Parmi les survivants, mon beau-père, Vina Vong, petit-fils du roi du Cambodge, Norodom Suramarit, par sa mère, et du maire de Phnom Penh de l’époque, Tep Phan, par son père. C’est tout un univers qu’il faut restituer : Monsieur le Maire flambait sa fortune dans les casinos, jouant aux cartes avec les Français ; il côtoyait Camus, Morand, tel ambassadeur, tel ministre, quelque cadre de l’institution coloniale ; il voyait les filles, carburait au champagne, dans des costumes impeccables de chez Smalto. Un jour, les freins de sa Rolls-Royce lâchent ; la voiture finit dans la forêt tropicale, en contrebas ; le pauvre termine dévoré par les tigres. On est là dans une scène d’un roman des Hussards. La vie était agréable. Phnom Penh grouillait de marchands venus de toute l’Asie. On parlait français et anglais. Les pagodes scintillaient d’or et de blanc, taillées dans l’écume de la mer. Beau-papa se souvient de la cathédrale, d’un goût Art déco certain, à la nef blanche et pleine de lumière. Elle a été rasée. La famille Vong était propriétaire de tous les cinémas de la ville. Avec l’arrivée de Pol Pot, elle a tout perdu.

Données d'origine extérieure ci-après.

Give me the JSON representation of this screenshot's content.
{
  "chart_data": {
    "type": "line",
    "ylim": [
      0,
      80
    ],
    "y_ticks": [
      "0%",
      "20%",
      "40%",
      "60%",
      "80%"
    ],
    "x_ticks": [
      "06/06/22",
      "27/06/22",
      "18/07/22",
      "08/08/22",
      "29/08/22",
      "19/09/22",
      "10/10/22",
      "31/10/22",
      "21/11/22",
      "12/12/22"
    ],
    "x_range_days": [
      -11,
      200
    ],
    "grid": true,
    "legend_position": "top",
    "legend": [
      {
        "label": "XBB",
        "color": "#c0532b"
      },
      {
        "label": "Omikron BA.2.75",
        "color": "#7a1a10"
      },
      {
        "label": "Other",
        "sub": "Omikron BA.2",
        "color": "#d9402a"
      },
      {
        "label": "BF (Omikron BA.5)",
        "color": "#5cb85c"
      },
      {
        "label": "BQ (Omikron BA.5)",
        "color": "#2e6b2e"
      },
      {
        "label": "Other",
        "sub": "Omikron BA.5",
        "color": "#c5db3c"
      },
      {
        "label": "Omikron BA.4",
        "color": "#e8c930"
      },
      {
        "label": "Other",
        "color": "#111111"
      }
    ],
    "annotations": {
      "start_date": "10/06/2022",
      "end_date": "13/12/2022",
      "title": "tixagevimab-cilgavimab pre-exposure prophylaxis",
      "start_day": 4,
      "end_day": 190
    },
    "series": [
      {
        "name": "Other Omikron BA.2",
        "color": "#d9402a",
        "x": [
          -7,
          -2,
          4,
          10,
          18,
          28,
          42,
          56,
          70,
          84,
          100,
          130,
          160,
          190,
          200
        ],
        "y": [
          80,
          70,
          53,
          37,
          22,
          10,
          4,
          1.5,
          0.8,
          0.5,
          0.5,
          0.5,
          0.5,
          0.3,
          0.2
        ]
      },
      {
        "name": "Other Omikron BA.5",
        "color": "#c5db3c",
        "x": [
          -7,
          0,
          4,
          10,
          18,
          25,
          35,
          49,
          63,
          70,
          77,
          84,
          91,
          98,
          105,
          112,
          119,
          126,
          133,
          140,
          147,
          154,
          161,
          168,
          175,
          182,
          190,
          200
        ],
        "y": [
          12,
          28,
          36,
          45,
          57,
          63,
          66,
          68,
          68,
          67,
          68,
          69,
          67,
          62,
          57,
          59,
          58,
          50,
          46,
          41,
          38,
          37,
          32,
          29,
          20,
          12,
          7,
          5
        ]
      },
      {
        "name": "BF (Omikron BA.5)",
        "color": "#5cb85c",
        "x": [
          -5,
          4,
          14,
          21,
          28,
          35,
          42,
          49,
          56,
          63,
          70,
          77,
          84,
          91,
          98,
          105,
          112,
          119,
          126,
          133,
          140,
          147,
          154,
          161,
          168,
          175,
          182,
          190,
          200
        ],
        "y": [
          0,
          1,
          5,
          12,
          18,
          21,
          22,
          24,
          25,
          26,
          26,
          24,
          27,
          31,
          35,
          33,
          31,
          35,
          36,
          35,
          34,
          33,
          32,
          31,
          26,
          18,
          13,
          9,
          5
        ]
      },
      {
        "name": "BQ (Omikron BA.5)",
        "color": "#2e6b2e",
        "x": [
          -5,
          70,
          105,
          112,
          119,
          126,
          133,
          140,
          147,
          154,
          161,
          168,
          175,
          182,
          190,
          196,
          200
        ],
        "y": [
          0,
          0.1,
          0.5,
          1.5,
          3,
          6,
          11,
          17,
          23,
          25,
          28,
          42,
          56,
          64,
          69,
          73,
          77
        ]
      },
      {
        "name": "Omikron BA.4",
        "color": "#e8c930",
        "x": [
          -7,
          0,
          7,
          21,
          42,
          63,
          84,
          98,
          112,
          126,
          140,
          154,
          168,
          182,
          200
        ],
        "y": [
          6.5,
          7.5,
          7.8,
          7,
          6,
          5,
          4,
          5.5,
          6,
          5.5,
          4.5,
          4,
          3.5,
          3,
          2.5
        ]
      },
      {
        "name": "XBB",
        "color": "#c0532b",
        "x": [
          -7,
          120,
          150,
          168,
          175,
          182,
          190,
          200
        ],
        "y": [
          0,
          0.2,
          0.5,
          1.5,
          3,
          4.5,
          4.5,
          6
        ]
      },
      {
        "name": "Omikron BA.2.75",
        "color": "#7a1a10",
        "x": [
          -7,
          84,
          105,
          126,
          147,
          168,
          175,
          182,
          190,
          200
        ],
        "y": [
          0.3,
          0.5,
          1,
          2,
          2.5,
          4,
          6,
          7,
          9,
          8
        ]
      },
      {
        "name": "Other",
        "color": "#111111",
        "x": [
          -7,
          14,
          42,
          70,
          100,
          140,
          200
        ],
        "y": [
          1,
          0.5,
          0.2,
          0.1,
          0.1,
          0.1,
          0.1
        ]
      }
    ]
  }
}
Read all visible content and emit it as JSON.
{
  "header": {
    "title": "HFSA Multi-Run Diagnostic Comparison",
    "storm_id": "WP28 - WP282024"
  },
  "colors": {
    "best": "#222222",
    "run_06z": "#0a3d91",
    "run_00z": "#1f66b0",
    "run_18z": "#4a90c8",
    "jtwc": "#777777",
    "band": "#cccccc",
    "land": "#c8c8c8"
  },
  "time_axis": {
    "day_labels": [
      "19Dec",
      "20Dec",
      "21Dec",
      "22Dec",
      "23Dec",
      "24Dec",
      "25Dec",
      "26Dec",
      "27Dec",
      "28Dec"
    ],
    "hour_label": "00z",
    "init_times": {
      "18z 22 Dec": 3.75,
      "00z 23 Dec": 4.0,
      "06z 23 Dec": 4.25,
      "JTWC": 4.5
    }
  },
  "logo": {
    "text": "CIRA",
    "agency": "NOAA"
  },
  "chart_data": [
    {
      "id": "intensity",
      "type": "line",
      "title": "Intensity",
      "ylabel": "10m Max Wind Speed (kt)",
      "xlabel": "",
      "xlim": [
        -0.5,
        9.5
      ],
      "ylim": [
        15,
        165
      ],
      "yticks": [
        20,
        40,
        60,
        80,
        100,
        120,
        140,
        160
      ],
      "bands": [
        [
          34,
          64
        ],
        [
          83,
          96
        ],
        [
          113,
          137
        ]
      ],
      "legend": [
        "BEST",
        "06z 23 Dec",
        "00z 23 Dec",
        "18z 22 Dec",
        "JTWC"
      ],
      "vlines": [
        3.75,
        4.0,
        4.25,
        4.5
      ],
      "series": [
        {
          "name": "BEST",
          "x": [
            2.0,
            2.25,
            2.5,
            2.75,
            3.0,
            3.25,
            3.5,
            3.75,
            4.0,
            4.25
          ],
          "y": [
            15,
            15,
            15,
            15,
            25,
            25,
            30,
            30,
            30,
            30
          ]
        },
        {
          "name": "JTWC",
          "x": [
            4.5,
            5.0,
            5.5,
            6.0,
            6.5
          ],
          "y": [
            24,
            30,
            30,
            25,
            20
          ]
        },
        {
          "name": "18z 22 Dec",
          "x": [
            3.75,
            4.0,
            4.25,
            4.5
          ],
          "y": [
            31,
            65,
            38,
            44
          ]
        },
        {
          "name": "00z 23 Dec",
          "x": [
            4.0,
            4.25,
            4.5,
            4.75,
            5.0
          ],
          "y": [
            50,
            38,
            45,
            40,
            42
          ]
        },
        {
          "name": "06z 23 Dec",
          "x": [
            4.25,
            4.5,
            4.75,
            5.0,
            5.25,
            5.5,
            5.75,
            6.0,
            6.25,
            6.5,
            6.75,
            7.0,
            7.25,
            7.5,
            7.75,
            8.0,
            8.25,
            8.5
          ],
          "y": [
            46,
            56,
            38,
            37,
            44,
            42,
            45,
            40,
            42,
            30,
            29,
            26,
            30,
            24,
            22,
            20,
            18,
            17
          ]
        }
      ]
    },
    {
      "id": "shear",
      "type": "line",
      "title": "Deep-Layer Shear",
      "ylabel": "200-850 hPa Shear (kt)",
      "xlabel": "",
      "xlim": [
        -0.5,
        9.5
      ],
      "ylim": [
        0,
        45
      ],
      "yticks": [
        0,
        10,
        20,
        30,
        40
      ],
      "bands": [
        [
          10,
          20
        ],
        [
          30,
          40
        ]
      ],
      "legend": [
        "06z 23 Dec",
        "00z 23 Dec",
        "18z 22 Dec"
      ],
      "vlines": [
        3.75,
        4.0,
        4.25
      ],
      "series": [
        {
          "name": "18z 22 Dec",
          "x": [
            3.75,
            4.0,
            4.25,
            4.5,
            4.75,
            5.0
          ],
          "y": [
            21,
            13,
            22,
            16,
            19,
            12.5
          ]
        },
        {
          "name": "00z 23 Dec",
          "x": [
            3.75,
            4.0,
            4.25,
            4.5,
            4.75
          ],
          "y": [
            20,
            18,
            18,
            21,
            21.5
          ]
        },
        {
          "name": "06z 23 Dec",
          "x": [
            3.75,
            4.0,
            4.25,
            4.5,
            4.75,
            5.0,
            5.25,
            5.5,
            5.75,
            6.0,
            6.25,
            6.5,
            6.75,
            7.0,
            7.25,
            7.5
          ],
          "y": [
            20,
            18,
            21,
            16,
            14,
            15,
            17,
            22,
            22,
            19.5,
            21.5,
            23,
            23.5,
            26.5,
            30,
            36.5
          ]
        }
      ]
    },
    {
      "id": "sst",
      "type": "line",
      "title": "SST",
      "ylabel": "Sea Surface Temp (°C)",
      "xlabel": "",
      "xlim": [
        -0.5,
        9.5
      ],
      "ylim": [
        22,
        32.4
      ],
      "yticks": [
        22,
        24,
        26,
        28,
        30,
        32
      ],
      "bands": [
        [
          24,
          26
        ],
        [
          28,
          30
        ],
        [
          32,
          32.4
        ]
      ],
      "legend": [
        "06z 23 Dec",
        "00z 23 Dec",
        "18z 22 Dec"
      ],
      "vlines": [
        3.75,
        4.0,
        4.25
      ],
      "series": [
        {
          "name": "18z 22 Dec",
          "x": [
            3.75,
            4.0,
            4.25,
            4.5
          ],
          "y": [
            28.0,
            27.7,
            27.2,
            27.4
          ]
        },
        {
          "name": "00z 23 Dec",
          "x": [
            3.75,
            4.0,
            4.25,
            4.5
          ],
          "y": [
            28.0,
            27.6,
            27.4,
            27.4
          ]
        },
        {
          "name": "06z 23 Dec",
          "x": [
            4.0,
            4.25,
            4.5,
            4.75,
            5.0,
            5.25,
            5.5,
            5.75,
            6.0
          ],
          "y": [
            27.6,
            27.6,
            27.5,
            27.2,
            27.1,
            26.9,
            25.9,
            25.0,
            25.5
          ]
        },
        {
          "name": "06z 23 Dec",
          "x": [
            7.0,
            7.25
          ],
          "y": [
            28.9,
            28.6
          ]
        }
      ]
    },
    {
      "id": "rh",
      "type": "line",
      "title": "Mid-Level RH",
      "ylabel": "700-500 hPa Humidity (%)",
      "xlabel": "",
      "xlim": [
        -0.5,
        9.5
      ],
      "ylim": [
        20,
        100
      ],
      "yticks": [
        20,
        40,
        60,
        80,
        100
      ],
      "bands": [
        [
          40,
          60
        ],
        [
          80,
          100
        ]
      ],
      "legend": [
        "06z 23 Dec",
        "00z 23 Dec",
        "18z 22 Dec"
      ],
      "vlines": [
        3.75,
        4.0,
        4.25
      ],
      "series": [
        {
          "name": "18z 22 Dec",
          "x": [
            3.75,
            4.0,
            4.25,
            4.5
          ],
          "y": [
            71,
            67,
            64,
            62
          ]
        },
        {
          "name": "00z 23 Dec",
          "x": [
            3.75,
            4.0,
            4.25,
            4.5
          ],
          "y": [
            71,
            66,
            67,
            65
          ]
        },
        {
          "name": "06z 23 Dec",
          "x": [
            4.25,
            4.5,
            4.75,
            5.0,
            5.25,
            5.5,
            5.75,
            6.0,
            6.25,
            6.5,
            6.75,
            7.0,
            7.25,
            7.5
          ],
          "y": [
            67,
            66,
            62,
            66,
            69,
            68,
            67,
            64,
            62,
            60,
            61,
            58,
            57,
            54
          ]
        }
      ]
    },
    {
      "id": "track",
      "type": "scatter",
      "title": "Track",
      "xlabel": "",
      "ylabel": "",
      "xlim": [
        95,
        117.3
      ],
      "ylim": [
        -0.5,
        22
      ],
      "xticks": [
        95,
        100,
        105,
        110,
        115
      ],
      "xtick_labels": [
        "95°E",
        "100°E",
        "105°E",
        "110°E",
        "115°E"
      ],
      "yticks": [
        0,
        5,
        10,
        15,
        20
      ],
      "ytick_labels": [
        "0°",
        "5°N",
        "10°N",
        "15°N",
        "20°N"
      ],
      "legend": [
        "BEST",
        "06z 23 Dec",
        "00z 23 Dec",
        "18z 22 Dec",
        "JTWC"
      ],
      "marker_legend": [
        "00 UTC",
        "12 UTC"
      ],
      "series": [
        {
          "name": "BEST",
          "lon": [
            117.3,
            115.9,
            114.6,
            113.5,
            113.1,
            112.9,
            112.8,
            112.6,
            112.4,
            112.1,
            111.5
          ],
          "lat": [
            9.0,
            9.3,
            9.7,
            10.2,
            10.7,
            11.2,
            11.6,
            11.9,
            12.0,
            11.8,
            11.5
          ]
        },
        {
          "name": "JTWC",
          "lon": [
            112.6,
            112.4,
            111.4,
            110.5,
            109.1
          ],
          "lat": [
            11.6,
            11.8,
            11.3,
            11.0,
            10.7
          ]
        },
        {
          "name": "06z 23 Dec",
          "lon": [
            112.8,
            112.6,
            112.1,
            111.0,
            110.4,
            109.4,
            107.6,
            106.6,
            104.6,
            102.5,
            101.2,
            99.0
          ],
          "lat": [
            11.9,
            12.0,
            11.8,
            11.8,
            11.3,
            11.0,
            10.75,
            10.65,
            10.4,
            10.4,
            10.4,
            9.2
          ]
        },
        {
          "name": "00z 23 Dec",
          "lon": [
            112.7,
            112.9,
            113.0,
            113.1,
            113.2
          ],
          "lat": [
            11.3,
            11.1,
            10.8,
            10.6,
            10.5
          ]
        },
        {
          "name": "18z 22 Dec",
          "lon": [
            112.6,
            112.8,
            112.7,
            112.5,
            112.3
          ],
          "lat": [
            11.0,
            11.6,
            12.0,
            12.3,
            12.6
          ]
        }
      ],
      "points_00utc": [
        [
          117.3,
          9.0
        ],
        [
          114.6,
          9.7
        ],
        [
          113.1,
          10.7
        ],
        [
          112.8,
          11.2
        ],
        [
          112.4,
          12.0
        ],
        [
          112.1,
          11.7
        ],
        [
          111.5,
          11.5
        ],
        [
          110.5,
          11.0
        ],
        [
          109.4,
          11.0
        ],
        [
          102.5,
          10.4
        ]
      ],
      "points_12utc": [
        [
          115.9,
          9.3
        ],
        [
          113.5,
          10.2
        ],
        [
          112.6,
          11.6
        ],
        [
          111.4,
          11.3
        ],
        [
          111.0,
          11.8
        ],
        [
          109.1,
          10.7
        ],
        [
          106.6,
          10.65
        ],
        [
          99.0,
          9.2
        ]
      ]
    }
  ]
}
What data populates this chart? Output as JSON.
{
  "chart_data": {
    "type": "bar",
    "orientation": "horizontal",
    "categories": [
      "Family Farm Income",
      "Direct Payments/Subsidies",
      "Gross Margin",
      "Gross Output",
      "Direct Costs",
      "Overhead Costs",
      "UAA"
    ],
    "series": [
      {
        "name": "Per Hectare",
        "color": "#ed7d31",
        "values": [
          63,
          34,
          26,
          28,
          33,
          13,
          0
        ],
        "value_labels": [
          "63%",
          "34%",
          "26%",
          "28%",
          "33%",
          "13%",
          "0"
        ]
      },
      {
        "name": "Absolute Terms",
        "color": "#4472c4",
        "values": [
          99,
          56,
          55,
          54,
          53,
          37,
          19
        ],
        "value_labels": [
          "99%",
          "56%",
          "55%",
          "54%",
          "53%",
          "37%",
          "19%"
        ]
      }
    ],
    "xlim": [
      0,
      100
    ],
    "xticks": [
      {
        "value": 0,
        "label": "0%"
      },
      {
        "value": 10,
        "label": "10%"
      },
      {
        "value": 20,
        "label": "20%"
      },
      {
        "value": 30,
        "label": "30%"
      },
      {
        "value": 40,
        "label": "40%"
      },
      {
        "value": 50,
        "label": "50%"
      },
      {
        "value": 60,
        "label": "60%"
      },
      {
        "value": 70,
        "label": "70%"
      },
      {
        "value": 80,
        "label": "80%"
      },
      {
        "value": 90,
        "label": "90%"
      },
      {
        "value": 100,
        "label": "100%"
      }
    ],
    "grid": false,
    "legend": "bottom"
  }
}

Dans cette grande tragédie, ce qui compte, c’est survivre : Vina Vong a connu la faim, arrêté dans un camp. Il s’est enfui. Sur les chemins, il a dû laisser sa pauvre tante, vieille et malade, qui ne pouvait plus marcher. Il a perdu la trace de ses sœurs, dont on lui a dit vaguement qu’elles avaient été assassinées. Oda, l’une d’elles, portait la vie.

Pourquoi une telle barbarie ?

Comment ce peuple paysan, pourtant d’un naturel si paisible, a-t-il pu plonger dans une telle barbarie organisée ? Tout commence en mars 1970 : le prince Norodom Sihanouk, allié de la France gaulliste, est renversé par le général Lon Nol, soutien des États-Unis, dans le contexte de la guerre du Vietnam. Les forces nord-vietnamiennes utilisent alors des sanctuaires situés sur le territoire cambodgien, ce qui conduit les États-Unis à mener de vastes campagnes de bombardements entre 1969 et 1973, provoquant l’exode de centaines de milliers de civils. Parallèlement, les Khmers rouges, mouvement communiste jusque-là marginal, dirigé clandestinement par Pol Pot, gagnent en influence, ce que l’on peut comprendre par le rejet viscéral de l’Amérique, considérée à juste titre comme meurtrière et agresseuse. La guerre civile, qui ravage le pays entre 1971 et 1975, fait déjà plusieurs centaines de milliers de victimes. Les choses dégénèrent, et pour de bon. Le 17 avril 1975, les Khmers rouges s’emparent de Phnom Penh. Sihanouk, pour régner, négocie sa place avec l’ennemi et sauve son trône. Les nouveaux maîtres de la ville ordonnent l’évacuation immédiate de la capitale. Près de deux millions de personnes sont contraintes de quitter la ville à pied. Cette prise de pouvoir marque le début de l’« Année Zéro », projet révolutionnaire visant à effacer toute trace de la société antérieure. Les Khmers rouges abolissent l’argent, les banques, les écoles, les universités, les tribunaux, les religions, la propriété privée et les marchés. Les enfants sont regroupés dans des unités de travail afin d’être entièrement éduqués et endoctrinés par le Parti, confisqués à leurs parents, qu’ils doivent désormais appeler « oncle » et « tante ». Ils appartiennent désormais à l’Angkar, l’Organisation.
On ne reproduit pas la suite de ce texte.